Despite skyrocketing Treasury yields and heavy deficits, the EU has no plan to issue rescue funds to Italy (NYSE:EWI) or Spain (NYSE:EWP), and fully expects the two countries to participate in Greece’s second bailout. Greece will receive €5.8 billion from the euro zone and €2.2 billion from the International Monetary Fund in September.
Both the Italian and Spanish governments have been moving forward with their own rescue efforts to reboot their economies. Spain (NYSE:EWP) recently raised €1.815 billion euros from selling state-owned radio frequencies to wireless network operators in need of more bandwidth. Italy held a debt auction last week to raise funds.

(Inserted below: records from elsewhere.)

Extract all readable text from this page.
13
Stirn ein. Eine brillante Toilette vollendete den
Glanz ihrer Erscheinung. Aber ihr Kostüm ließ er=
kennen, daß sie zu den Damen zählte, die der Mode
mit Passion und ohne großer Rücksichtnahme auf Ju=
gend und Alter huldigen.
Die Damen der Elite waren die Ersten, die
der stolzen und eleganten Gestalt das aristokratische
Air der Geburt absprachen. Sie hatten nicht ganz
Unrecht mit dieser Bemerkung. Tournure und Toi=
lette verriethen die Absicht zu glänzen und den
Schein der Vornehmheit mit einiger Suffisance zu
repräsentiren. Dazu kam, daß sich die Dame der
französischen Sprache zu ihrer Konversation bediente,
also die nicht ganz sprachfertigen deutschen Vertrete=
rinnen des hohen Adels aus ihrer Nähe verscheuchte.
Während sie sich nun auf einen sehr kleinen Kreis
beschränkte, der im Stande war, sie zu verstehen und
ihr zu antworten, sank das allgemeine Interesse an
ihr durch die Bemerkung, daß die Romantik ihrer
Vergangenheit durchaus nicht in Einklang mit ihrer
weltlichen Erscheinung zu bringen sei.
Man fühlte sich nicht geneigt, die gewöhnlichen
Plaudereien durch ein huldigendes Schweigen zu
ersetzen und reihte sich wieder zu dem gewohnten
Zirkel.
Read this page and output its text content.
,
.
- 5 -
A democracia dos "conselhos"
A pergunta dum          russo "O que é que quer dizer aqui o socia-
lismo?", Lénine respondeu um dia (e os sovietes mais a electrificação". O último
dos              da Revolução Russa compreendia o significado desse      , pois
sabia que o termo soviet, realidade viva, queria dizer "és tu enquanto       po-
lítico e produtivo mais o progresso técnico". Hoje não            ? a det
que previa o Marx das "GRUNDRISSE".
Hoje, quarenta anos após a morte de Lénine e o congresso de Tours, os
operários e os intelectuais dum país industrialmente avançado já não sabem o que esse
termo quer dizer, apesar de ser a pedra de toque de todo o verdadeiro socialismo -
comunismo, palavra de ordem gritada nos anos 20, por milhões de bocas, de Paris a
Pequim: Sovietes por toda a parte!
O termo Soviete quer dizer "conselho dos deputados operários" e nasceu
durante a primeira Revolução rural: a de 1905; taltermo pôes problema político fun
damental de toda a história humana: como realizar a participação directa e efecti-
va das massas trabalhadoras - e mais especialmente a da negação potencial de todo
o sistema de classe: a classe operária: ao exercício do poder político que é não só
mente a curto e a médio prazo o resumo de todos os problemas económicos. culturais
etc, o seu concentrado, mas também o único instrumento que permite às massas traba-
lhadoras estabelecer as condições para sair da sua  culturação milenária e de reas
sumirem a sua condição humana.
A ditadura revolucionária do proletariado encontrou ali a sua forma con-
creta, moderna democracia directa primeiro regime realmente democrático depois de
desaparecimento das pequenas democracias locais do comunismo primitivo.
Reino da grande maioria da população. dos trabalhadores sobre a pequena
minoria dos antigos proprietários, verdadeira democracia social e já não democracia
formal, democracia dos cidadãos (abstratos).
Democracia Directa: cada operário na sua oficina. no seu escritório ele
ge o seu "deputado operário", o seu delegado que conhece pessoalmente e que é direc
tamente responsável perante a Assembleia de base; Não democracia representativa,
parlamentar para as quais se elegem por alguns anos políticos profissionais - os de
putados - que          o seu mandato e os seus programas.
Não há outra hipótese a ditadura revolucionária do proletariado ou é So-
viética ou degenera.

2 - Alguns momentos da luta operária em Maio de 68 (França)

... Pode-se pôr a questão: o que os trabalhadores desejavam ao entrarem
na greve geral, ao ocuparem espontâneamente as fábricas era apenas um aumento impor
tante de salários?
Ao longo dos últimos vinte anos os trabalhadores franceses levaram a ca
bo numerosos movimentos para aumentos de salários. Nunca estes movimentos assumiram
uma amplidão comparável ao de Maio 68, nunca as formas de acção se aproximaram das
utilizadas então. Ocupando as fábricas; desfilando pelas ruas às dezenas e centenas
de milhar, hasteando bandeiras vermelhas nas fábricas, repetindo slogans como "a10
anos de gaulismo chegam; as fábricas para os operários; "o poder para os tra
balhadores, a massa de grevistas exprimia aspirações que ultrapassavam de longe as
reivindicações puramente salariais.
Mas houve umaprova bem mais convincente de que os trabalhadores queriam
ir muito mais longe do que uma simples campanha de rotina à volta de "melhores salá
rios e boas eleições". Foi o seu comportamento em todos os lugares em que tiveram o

However, credit default swaps continue to surge, in Spain climbing 30 basis points to 420, and climbing 34 points to 367 in Italy (NYSE:EWI) today. Growing concern that Italy and Spain (NYSE:EWP) will not be able to contain their sovereign debt problems has European markets down, and the Markit iTraxx Financial Index, which tracks senior debt of 25 European banks and insurers, increased 5 basis points to 189. The Market iTraxx Crossover Index, which tracks 40 companies with mostly high-yield credit ratings, climbed 8 basis points to 460 today, while the Europe Index of 125 companies with investment-grade ratings gained 2.75 basis points today.